Plaintiff contends that she has established a triable issue of fact as to defendant's retaliatory motive in light of the timing of the disciplinary actions in relation to her protected conduct. Specifically, plaintiff alleged that, immediately after a conversation with the warden concerning her activities in assisting other inmates in the preparation of legal and administrative matters, plaintiff lost her job in the prison law library, based upon a disciplinary report that was later overturned. However, because plaintiff does not have a protected interest in providing legal assistance to other inmates, she cannot assert retaliation claims for such activities. See id. at 950.
Moreover, plaintiff has not established a link between her protected First Amendment activity and the disciplinary proceedings she asserts were retaliatory. Because she was unable to establish a triable issue of fact as to whether defendant took disciplinary actions against her in retaliation for protected First Amendment activity, therefore, the district court did not err in granting defendant's motion for summary judgment.
The judgment of the United States District Court for the District of New Mexico is, therefore, AFFIRMED. The mandate shall issue forthwith.
Entered for the Court
Stephen H. Anderson
*. This order and judgment is not binding precedent, except under the doctrines of law of the case, res judicata, and collateral estoppel. The court generally disfavors the citation of orders and judgments; nevertheless, an order and judgment may be cited under the terms and conditions of 10th Cir. R. 36.3.
1. On appeal, plaintiff does not challenge the district court's decision precluding her from pursuing this litigation as a class action, dismissing her claims asserted against several state employees in their official capacities, and dismissing her claims against the governor of New Mexico.
Further, on appeal, plaintiff abandons her claims challenging the inadequacy of the prison's facilities for handicapped inmates, the lack of opportunities for women inmates to learn and develop parenting skills, and her challenge to the prison rule requiring women inmates to wear a bra.
2. Section 1915(d) is now codified at 28 U.S.C. § 1915(e)(2)(B)(I).
3. For the first time on appeal, plaintiff asserts a vague equal protection challenge to the work release program, arguing that prison authorities find a significant number of work release jobs for male inmates. In her reply brief, she also asserts that her claim challenging the school release program should be considered an equal protection claim. Absent jurisdictional or manifest error, which is not present here, this court will not address issues raised for the first time on appeal. See Sac & Fox Nation v. Hanson, 47 F.3d 1061, 1063 (10th Cir. 1995). In any event, these equal protection claims fail for the same reasons plaintiff's other equal protection claims lack merit.

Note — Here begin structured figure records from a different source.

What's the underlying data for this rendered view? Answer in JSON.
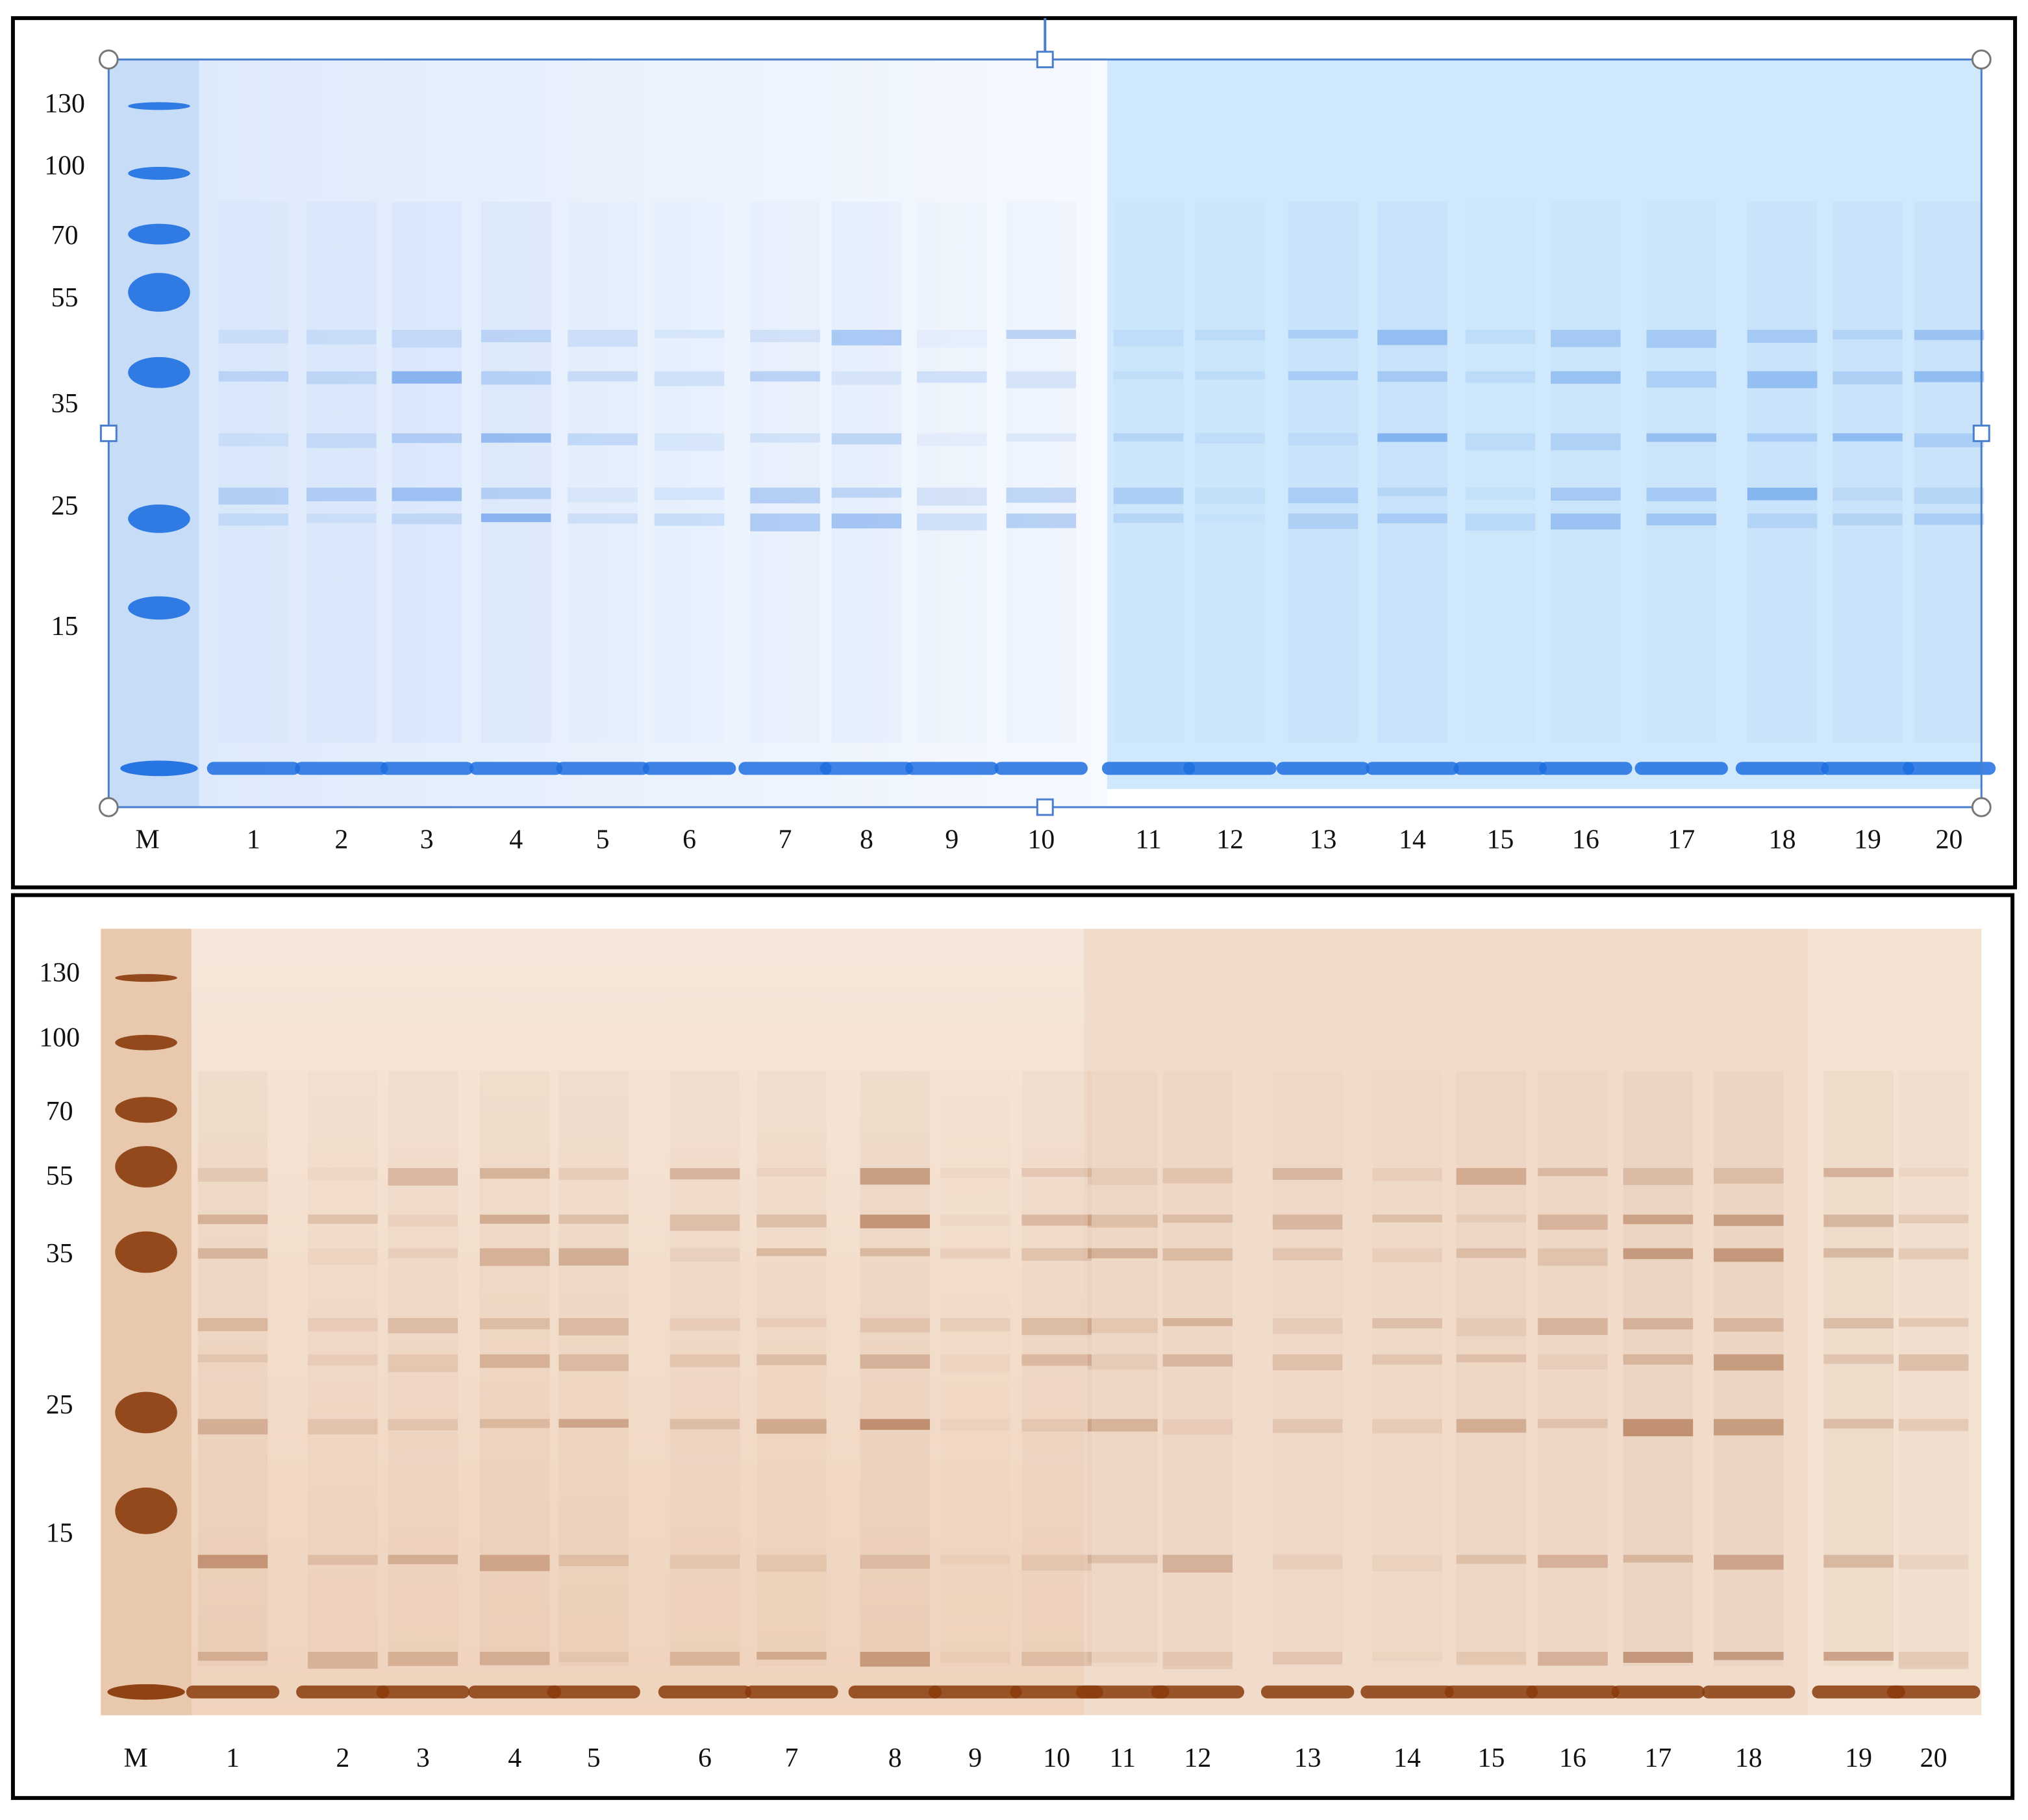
{
  "panels": [
    {
      "marker_labels": [
        "130",
        "100",
        "70",
        "55",
        "35",
        "25",
        "15"
      ],
      "lane_labels": [
        "M",
        "1",
        "2",
        "3",
        "4",
        "5",
        "6",
        "7",
        "8",
        "9",
        "10",
        "11",
        "12",
        "13",
        "14",
        "15",
        "16",
        "17",
        "18",
        "19",
        "20"
      ]
    },
    {
      "marker_labels": [
        "130",
        "100",
        "70",
        "55",
        "35",
        "25",
        "15"
      ],
      "lane_labels": [
        "M",
        "1",
        "2",
        "3",
        "4",
        "5",
        "6",
        "7",
        "8",
        "9",
        "10",
        "11",
        "12",
        "13",
        "14",
        "15",
        "16",
        "17",
        "18",
        "19",
        "20"
      ]
    }
  ]
}
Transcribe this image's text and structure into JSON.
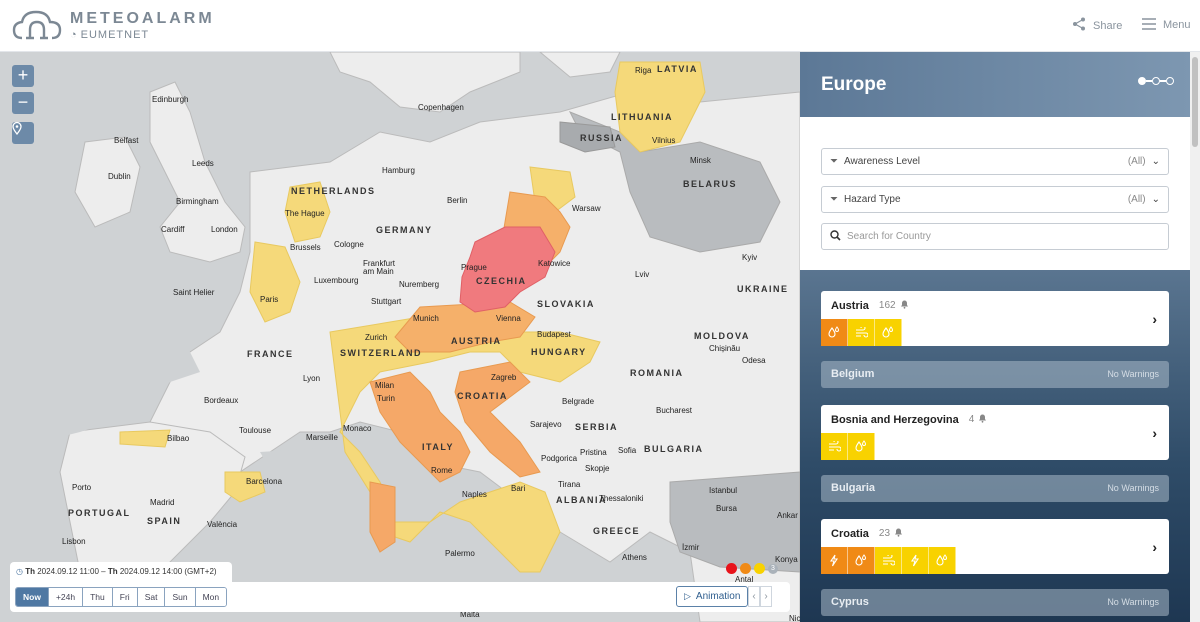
{
  "header": {
    "brand_title": "METEOALARM",
    "brand_sub": "EUMETNET",
    "share_label": "Share",
    "menu_label": "Menu"
  },
  "map": {
    "zoom_in": "+",
    "zoom_out": "−",
    "labels": {
      "latvia": "LATVIA",
      "riga": "Riga",
      "lithuania": "LITHUANIA",
      "vilnius": "Vilnius",
      "russia": "RUSSIA",
      "minsk": "Minsk",
      "belarus": "BELARUS",
      "edinburgh": "Edinburgh",
      "copenhagen": "Copenhagen",
      "belfast": "Belfast",
      "leeds": "Leeds",
      "dublin": "Dublin",
      "hamburg": "Hamburg",
      "netherlands": "NETHERLANDS",
      "birmingham": "Birmingham",
      "berlin": "Berlin",
      "warsaw": "Warsaw",
      "thehague": "The Hague",
      "cardiff": "Cardiff",
      "london": "London",
      "germany": "GERMANY",
      "brussels": "Brussels",
      "cologne": "Cologne",
      "frankfurt": "Frankfurt",
      "ammain": "am Main",
      "prague": "Prague",
      "czechia": "CZECHIA",
      "katowice": "Katowice",
      "kyiv": "Kyiv",
      "luxembourg": "Luxembourg",
      "nuremberg": "Nuremberg",
      "lviv": "Lviv",
      "ukraine": "UKRAINE",
      "sainthelier": "Saint Helier",
      "paris": "Paris",
      "stuttgart": "Stuttgart",
      "slovakia": "SLOVAKIA",
      "munich": "Munich",
      "vienna": "Vienna",
      "zurich": "Zurich",
      "budapest": "Budapest",
      "moldova": "MOLDOVA",
      "chisinau": "Chișinău",
      "france": "FRANCE",
      "switzerland": "SWITZERLAND",
      "austria": "AUSTRIA",
      "hungary": "HUNGARY",
      "odesa": "Odesa",
      "lyon": "Lyon",
      "milan": "Milan",
      "zagreb": "Zagreb",
      "romania": "ROMANIA",
      "bordeaux": "Bordeaux",
      "turin": "Turin",
      "croatia": "CROATIA",
      "belgrade": "Belgrade",
      "bucharest": "Bucharest",
      "toulouse": "Toulouse",
      "monaco": "Monaco",
      "marseille": "Marseille",
      "sarajevo": "Sarajevo",
      "serbia": "SERBIA",
      "bilbao": "Bilbao",
      "italy": "ITALY",
      "pristina": "Pristina",
      "sofia": "Sofia",
      "bulgaria": "BULGARIA",
      "podgorica": "Podgorica",
      "skopje": "Skopje",
      "rome": "Rome",
      "porto": "Porto",
      "barcelona": "Barcelona",
      "tirana": "Tirana",
      "bari": "Bari",
      "naples": "Naples",
      "istanbul": "Istanbul",
      "madrid": "Madrid",
      "albania": "ALBANIA",
      "thessaloniki": "Thessaloniki",
      "bursa": "Bursa",
      "portugal": "PORTUGAL",
      "spain": "SPAIN",
      "valencia": "València",
      "greece": "GREECE",
      "ankara": "Ankar",
      "lisbon": "Lisbon",
      "izmir": "İzmir",
      "palermo": "Palermo",
      "athens": "Athens",
      "konya": "Konya",
      "antalya": "Antal",
      "malta": "Malta",
      "nic": "Nic"
    }
  },
  "timebar": {
    "day_from": "Th",
    "from": "2024.09.12 11:00",
    "sep": "–",
    "day_to": "Th",
    "to": "2024.09.12 14:00 (GMT+2)",
    "days": [
      "Now",
      "+24h",
      "Thu",
      "Fri",
      "Sat",
      "Sun",
      "Mon"
    ],
    "active_index": 0,
    "animation_label": "Animation",
    "legend_count": "3",
    "legend_colors": [
      "#e8131b",
      "#f08a16",
      "#f8d200"
    ]
  },
  "panel": {
    "title": "Europe",
    "awareness_label": "Awareness Level",
    "awareness_value": "(All)",
    "hazard_label": "Hazard Type",
    "hazard_value": "(All)",
    "search_placeholder": "Search for Country",
    "no_warnings_label": "No Warnings",
    "countries": [
      {
        "name": "Austria",
        "count": "162",
        "icons": [
          {
            "name": "rain-icon",
            "level": "orange"
          },
          {
            "name": "wind-icon",
            "level": "yellow"
          },
          {
            "name": "rain-icon",
            "level": "yellow"
          }
        ]
      },
      {
        "name": "Belgium"
      },
      {
        "name": "Bosnia and Herzegovina",
        "count": "4",
        "icons": [
          {
            "name": "wind-icon",
            "level": "yellow"
          },
          {
            "name": "rain-icon",
            "level": "yellow"
          }
        ]
      },
      {
        "name": "Bulgaria"
      },
      {
        "name": "Croatia",
        "count": "23",
        "icons": [
          {
            "name": "thunderstorm-icon",
            "level": "orange"
          },
          {
            "name": "rain-icon",
            "level": "orange"
          },
          {
            "name": "wind-icon",
            "level": "yellow"
          },
          {
            "name": "thunderstorm-icon",
            "level": "yellow"
          },
          {
            "name": "rain-icon",
            "level": "yellow"
          }
        ]
      },
      {
        "name": "Cyprus"
      }
    ]
  }
}
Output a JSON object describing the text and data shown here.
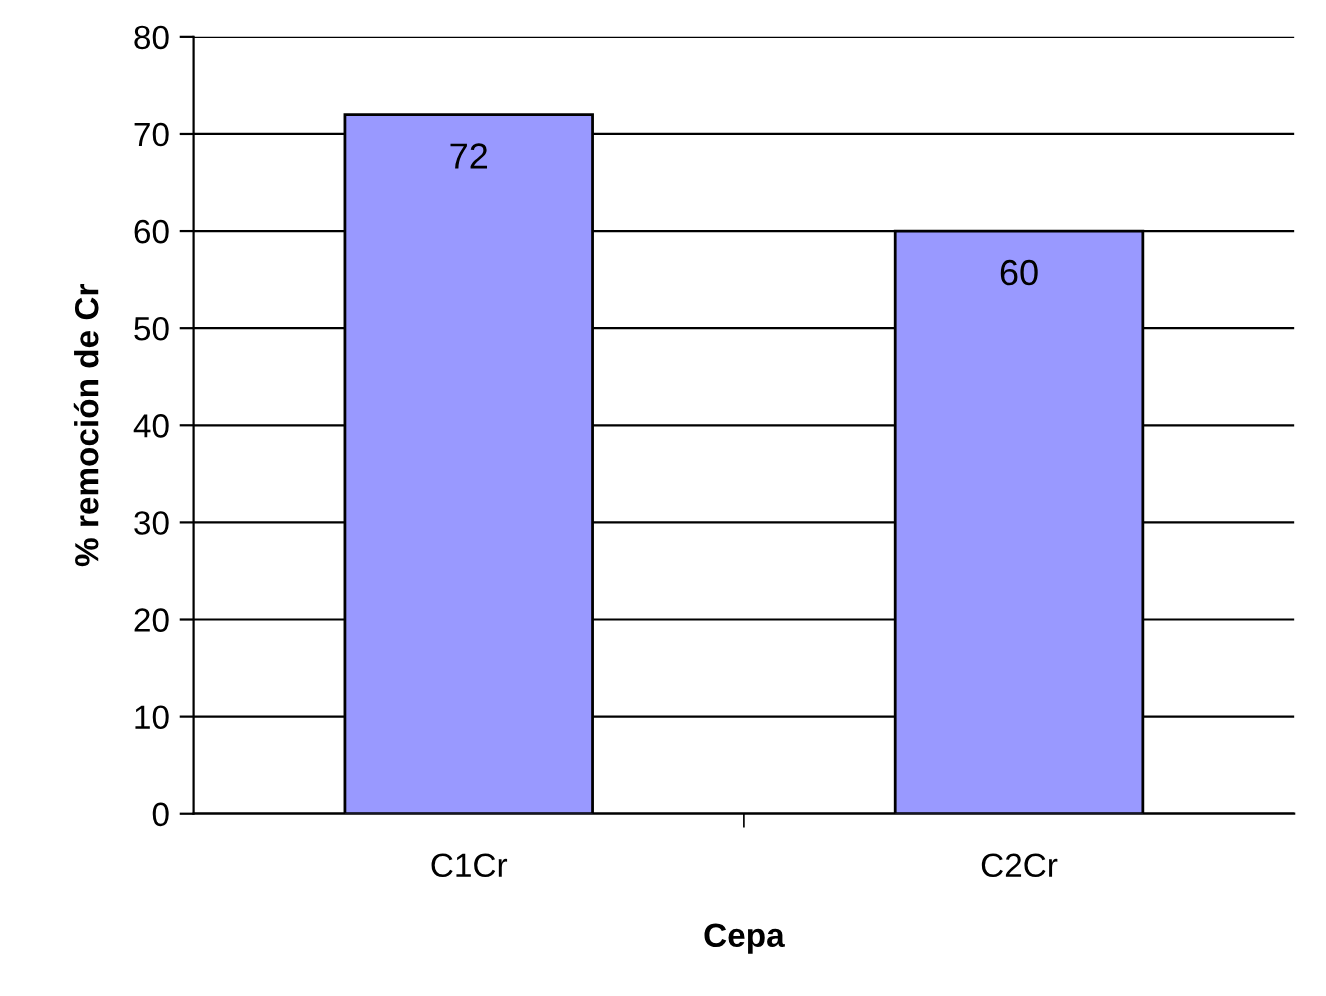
{
  "chart_data": {
    "type": "bar",
    "xlabel": "Cepa",
    "ylabel": "% remoción de Cr",
    "categories": [
      "C1Cr",
      "C2Cr"
    ],
    "series": [
      {
        "color": "#9999ff",
        "values": [
          72,
          60
        ]
      }
    ],
    "ylim": [
      0,
      80
    ],
    "yticks": [
      0,
      10,
      20,
      30,
      40,
      50,
      60,
      70,
      80
    ],
    "grid": "y",
    "data_labels": true
  }
}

4. We assume, for purposes of this analysis, that Corrections Corporation of America, the private company operating the women's prison, and its employees are state actors. See Richardson v. McKnight, 117 S. Ct. 2100, 2102, 2108 (1997) (declining to resolve issue of whether employee of private corporation operating prison pursuant to a contract with a state was a state actor for purposes of § 1983). Defendants do not argue to the contrary.